I Don’t Want to Go Back To College

So last semester (aka Spring 2015) I dropped out of college. Over the last few days I have been doubting if it was the right decision. At the time it did not feel like a choice. If I did not make a choice, I never would have gone to class anyway. It felt like staying in school would be inauthentic to everything that I am and I am trying to be- if that makes much sense.

But tonight, as I was brushing my teeth with my awesome electronic toothbrush and brainstorming what to do with my life, I thought of some video I saw somewhere about people who get ads tattooed on their body and companies pay them as live and living ads.

r.m. drake

I imagined having the Reebok symbol tattooed on my wrist right next to the only tattoo I hope to get one day- a phoenix.

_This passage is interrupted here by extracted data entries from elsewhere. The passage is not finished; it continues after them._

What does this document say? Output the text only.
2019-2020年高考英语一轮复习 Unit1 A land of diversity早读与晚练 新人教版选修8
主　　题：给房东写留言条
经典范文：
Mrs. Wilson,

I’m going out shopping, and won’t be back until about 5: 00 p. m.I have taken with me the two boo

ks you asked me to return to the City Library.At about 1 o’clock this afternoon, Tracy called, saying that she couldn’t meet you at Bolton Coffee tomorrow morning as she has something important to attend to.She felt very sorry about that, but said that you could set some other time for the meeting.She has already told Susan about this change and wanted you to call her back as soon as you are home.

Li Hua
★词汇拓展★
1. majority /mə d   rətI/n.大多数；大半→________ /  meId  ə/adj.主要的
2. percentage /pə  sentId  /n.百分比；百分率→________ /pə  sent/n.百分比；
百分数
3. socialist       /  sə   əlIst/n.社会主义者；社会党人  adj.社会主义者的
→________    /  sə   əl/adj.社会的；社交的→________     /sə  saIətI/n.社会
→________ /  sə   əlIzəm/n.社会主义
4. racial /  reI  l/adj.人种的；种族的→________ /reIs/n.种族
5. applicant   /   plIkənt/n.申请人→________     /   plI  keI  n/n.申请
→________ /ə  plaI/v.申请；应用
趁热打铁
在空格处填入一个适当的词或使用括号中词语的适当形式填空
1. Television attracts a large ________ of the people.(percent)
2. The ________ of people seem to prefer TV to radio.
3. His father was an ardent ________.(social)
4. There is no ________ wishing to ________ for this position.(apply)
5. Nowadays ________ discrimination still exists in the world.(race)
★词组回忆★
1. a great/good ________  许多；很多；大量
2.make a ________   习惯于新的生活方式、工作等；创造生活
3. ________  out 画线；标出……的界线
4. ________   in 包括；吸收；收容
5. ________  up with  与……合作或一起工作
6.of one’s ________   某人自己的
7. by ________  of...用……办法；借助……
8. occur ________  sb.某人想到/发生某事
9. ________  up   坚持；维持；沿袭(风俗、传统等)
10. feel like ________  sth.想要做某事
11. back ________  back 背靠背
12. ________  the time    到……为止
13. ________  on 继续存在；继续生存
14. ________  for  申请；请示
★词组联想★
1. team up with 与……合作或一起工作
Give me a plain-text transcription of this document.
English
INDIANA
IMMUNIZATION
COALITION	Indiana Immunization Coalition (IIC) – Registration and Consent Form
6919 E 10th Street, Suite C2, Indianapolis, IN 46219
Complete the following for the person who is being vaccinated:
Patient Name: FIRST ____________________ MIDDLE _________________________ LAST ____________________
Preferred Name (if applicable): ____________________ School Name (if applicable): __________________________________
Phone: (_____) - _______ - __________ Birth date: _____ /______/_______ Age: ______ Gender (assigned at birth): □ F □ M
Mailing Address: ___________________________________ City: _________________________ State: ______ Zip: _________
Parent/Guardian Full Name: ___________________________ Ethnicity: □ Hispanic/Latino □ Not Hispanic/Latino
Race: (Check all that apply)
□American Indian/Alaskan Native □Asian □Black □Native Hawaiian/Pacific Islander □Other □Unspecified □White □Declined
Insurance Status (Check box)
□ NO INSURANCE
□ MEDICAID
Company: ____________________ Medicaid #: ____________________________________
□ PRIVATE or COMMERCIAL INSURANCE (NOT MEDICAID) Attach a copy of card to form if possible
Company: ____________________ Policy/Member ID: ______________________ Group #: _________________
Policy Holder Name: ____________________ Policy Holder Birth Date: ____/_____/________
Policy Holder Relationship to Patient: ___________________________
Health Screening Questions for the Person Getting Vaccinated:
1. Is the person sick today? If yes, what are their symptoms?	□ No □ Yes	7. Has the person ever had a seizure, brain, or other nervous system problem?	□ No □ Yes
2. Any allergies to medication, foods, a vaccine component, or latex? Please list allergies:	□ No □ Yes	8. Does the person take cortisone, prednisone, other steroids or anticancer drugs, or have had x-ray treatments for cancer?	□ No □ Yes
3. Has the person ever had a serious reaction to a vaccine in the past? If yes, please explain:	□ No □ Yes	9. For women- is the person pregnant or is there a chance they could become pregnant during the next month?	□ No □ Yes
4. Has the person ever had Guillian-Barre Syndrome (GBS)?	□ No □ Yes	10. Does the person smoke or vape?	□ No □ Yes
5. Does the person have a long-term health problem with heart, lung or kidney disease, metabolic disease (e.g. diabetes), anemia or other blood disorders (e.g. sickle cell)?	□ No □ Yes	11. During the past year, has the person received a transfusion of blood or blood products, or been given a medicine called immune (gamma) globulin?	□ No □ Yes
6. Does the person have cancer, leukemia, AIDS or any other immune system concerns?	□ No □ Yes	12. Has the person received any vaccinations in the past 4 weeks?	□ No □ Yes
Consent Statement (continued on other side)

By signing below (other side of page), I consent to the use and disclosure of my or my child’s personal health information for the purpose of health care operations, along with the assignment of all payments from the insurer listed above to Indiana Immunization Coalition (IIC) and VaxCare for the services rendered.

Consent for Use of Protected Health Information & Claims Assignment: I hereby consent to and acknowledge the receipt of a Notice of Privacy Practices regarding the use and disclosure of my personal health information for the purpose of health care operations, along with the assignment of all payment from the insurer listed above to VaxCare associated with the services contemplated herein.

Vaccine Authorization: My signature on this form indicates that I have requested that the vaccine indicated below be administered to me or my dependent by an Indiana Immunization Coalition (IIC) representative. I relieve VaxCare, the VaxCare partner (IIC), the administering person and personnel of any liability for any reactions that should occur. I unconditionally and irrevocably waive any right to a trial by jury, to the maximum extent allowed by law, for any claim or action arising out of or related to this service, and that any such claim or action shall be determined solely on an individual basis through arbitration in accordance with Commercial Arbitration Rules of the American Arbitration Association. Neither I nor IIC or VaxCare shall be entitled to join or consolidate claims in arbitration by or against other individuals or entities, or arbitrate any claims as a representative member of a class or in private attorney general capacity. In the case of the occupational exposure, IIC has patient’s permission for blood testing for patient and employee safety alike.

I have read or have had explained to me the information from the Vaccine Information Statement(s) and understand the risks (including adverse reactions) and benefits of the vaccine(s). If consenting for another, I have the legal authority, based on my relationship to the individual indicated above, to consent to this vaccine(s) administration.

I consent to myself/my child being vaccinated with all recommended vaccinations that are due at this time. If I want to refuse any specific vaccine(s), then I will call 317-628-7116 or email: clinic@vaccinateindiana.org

When did I decide I wanted a phoenix on my left arm? Right around the time I was thinking of dropping out for the second time last semester. It was March. I liked the idea of phoenixes being reborn, being a vibrant color, being able to fly, and most importantly- not real.

It occurred to me and my odd connections of thoughts, that I’ve wanted that tattoo every day since I decided I originally wanted it. The feeling never faded. 

Of course this made me think of dropping out of school, had I really changed my mind? Was anything I felt different suddenly? No.

It would just be easier to make my family happy with me getting a Bachelor’s than it would be for me to try to be happy.

But I can’t won’t shrug my shoulders all my life just because I did feel like trying hard enough. That has never been who I am. So I have come to realize I have always felt indebted to my parents because of everything they have done for me and if I could make them happy, at least I would be doing something.

But I just know if I stayed in school I would just keep trudging along like a mindless zombie because it was convenient and comfortable. I am so tired of being comfortable!!!

On the logical side, dropping out is a terrible idea, but I’m tired of being logical. I want to be utterly ridiculous!

I want to help people and be intellectually stimulated and creative! I want to do impossible things!

But I don’t want to go back to college.